Exclusif. Ali Haddad réclame un crédit de 200 millions de dollars pour relancer ses affaires

Malgré les tensions politiques en Algérie depuis l’éclatement du scandale de la cocaïne du Port d’Oran, tensions qui ont conduit à un sévère recadrage au sein du régime, Ali Haddad tente toujours de faire prospérer ses affaires pour « assurer ses arrières », face à la tempête politique en cours.

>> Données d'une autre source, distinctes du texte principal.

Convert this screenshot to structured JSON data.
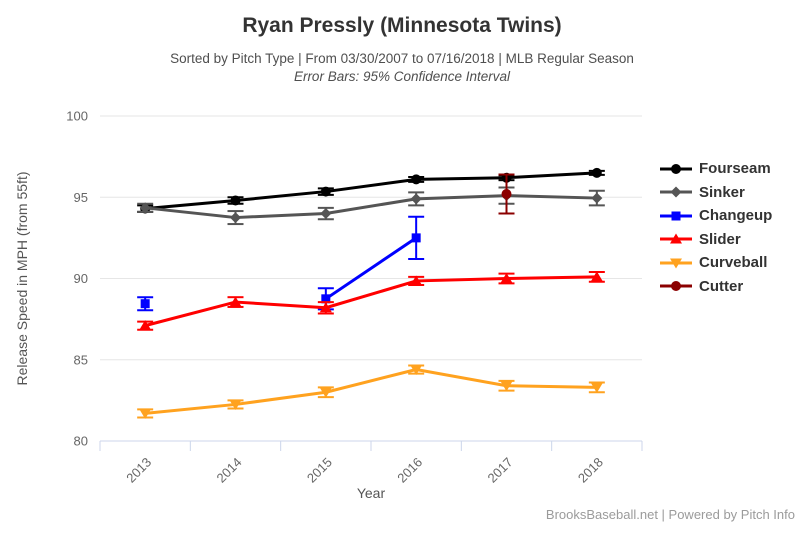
{
  "header": {
    "title": "Ryan Pressly (Minnesota Twins)",
    "subtitle": "Sorted by Pitch Type | From 03/30/2007 to 07/16/2018 | MLB Regular Season",
    "error_note": "Error Bars: 95% Confidence Interval"
  },
  "footer": {
    "credit": "BrooksBaseball.net | Powered by Pitch Info"
  },
  "chart_data": {
    "type": "line",
    "title": "Ryan Pressly (Minnesota Twins)",
    "subtitle": "Sorted by Pitch Type | From 03/30/2007 to 07/16/2018 | MLB Regular Season",
    "error_bars": "95% Confidence Interval",
    "xlabel": "Year",
    "ylabel": "Release Speed in MPH (from 55ft)",
    "categories": [
      "2013",
      "2014",
      "2015",
      "2016",
      "2017",
      "2018"
    ],
    "ylim": [
      80,
      100
    ],
    "yticks": [
      80,
      85,
      90,
      95,
      100
    ],
    "grid": true,
    "legend_position": "right",
    "series": [
      {
        "name": "Fourseam",
        "color": "#000000",
        "marker": "circle",
        "values": [
          94.3,
          94.8,
          95.35,
          96.1,
          96.2,
          96.5
        ],
        "errors": [
          0.2,
          0.2,
          0.2,
          0.15,
          0.15,
          0.12
        ]
      },
      {
        "name": "Sinker",
        "color": "#555555",
        "marker": "diamond",
        "values": [
          94.35,
          93.75,
          94.0,
          94.9,
          95.1,
          94.95
        ],
        "errors": [
          0.25,
          0.4,
          0.35,
          0.4,
          0.5,
          0.45
        ]
      },
      {
        "name": "Changeup",
        "color": "#0000ff",
        "marker": "square",
        "values": [
          88.45,
          null,
          88.75,
          92.5,
          null,
          null
        ],
        "errors": [
          0.4,
          null,
          0.65,
          1.3,
          null,
          null
        ]
      },
      {
        "name": "Slider",
        "color": "#ff0000",
        "marker": "triangle-up",
        "values": [
          87.1,
          88.55,
          88.2,
          89.85,
          90.0,
          90.1
        ],
        "errors": [
          0.25,
          0.3,
          0.35,
          0.25,
          0.3,
          0.3
        ]
      },
      {
        "name": "Curveball",
        "color": "#ffa21f",
        "marker": "triangle-down",
        "values": [
          81.7,
          82.25,
          83.0,
          84.4,
          83.4,
          83.3
        ],
        "errors": [
          0.25,
          0.25,
          0.3,
          0.25,
          0.3,
          0.3
        ]
      },
      {
        "name": "Cutter",
        "color": "#8b0000",
        "marker": "circle",
        "values": [
          null,
          null,
          null,
          null,
          95.2,
          null
        ],
        "errors": [
          null,
          null,
          null,
          null,
          1.2,
          null
        ]
      }
    ]
  },
  "colors": {
    "grid": "#e6e6e6",
    "axis_line": "#ccd6eb",
    "tick_label": "#666666",
    "axis_title": "#555555",
    "legend_text": "#333333",
    "footer_text": "#9b9b9b"
  }
}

Avec une crise budgétaire qui a réduit de manière significative les projets et commandes publiques, un tour de vis rigoureux qui a calmé les ardeurs de nombre d’oligarques habitués aux largesses du système, Ali Haddad continue de réclamer des crédits bancaires mirobolants dont les montants défient le bon sens. Maghreb Intelligence apprend auprès de plusieurs sources bancaires à Alger que le deuxième homme le plus riche d’Algérie a introduit une demande d’un prêt bancaire de près de 200 millions de dollars auprès de trois banques. Il s’agit de la Banque Nationale Algérienne (BNA), l’ABC Bank, une banque originaire du Bahreïn, ainsi que de la banque française Société Générale.

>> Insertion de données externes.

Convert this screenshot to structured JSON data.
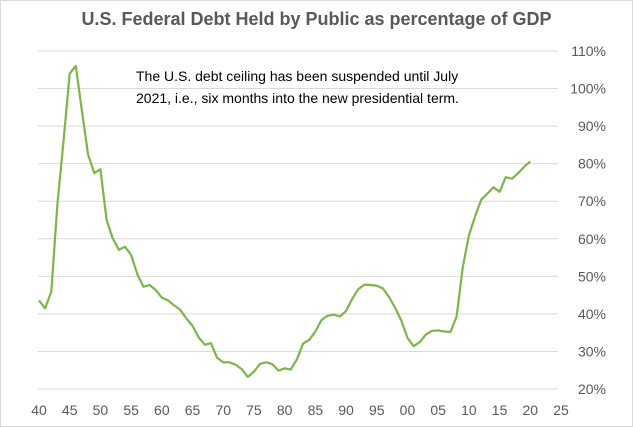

Avec ces 200 millions de dollars, Ali Haddad envisage de relancer ses affaires à l’arrêt en raison de la crise qui paralyse le secteur du BTP depuis 2015/2016. Avec cet argent, le roi des oligarques algériens ambitionne de renforcer ses investissements dans le secteur de l’énergie pour ne plus dépendre uniquement de la commande publique dans le domaine de la construction des infrastructures. Pour l’heure, son dossier n’a pas trouvé de réponse, et les trois banques tâtonnent car l’empire d’Ali Haddad ne cesse de chanceler en ces temps hostiles pour les oligarques à Alger.